More important, though, is that he mentions my background but says nothing about the job itself. Nothing. I have a varied background – what specific aspect make him see me as a good candidate? It makes me wonder how carefully he looked at my profile.
My conclusion, because I am very satisfied as an entrepreneur and love my work, was to respond with a polite, “thank you for reaching out, but I’m quite happy where I am…” But, if I wasn’t, there are a few questions I would have asked to learn more.
Questions to Ask When a Headhunter Contacts You
Let’s say you feel comfortable with the initial outreach, there are still a few things to consider. This is important because you will be sharing personal information and you want to make sure that this is a trustworthy professional. Here are a few questions you’ll want to ask:
- Tell me about your background, how long have you been doing recruiting?

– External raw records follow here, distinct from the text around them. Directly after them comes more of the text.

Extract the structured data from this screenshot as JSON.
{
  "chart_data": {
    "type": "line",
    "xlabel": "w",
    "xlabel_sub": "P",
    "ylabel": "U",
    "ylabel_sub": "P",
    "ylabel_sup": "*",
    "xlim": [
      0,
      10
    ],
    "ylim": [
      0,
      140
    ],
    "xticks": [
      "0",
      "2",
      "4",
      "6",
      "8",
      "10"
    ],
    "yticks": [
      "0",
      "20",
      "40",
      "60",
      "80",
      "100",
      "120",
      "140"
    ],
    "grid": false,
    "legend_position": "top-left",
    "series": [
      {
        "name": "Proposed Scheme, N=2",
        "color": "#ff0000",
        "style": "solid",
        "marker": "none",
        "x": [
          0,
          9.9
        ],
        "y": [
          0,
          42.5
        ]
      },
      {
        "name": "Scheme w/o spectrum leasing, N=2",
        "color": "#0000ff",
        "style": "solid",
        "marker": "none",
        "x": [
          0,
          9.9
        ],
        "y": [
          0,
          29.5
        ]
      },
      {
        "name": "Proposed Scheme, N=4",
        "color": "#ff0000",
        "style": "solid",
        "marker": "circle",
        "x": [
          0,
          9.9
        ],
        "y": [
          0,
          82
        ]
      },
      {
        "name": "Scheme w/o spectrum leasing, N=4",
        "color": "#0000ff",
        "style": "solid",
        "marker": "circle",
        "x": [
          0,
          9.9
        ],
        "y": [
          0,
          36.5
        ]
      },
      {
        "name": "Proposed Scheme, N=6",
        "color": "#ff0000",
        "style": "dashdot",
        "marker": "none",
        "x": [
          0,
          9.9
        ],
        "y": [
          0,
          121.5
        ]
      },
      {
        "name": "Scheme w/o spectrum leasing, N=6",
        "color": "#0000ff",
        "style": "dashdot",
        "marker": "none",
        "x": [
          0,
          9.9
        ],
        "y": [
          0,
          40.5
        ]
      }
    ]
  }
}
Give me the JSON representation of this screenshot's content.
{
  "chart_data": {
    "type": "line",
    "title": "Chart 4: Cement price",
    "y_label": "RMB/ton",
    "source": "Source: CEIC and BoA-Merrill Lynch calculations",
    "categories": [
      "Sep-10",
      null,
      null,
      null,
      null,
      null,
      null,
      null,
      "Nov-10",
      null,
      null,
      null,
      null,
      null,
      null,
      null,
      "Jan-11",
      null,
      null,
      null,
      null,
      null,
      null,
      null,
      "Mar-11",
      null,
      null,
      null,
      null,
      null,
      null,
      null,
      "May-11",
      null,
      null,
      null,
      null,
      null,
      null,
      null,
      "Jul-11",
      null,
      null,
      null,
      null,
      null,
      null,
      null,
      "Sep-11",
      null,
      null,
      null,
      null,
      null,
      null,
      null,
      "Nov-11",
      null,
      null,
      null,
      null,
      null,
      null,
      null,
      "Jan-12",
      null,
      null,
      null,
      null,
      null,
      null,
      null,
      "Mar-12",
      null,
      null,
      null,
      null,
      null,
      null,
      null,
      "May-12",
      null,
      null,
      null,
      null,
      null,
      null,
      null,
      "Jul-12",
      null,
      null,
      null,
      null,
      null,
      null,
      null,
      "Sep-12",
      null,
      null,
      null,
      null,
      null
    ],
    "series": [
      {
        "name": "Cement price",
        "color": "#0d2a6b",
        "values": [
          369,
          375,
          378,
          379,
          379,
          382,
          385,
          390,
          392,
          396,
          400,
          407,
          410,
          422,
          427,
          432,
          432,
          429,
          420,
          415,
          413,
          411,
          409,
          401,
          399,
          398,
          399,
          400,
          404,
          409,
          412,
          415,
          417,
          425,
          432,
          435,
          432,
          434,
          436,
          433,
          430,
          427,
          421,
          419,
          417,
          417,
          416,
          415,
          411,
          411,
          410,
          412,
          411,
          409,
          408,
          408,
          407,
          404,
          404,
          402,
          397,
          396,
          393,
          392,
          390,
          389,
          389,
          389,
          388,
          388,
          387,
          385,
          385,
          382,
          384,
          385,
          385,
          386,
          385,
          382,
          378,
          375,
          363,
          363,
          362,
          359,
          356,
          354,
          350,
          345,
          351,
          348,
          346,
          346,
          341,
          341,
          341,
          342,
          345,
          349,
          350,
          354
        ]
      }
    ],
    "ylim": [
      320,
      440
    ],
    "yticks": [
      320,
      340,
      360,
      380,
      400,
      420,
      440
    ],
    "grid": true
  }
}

- What was it specifically about my background that caught your attention?
- Is this a retained search, or are you collecting resumes for your database? If it’s a retained search, it’s serious. If they are collecting resumes, it’s up to you whether to share, just don’t expect too much from the interaction.
- Have you had placements with this employer before?
- How would you describe the employer? What can you tell me about them?
- What can you tell me about the role? What kinds of skills are they looking for?
- What’s the salary range for the position?
With the answers to these questions, you’ll have a good feeling for whether to move forward with a discussion. A reputable headhunter will feel comfortable responding with simple details and will want to do so to make sure it’s worth their time and yours to keep talking. If the recruiter tries to cut you off or blows off your questions without really answering them, thank them for their time and say goodbye.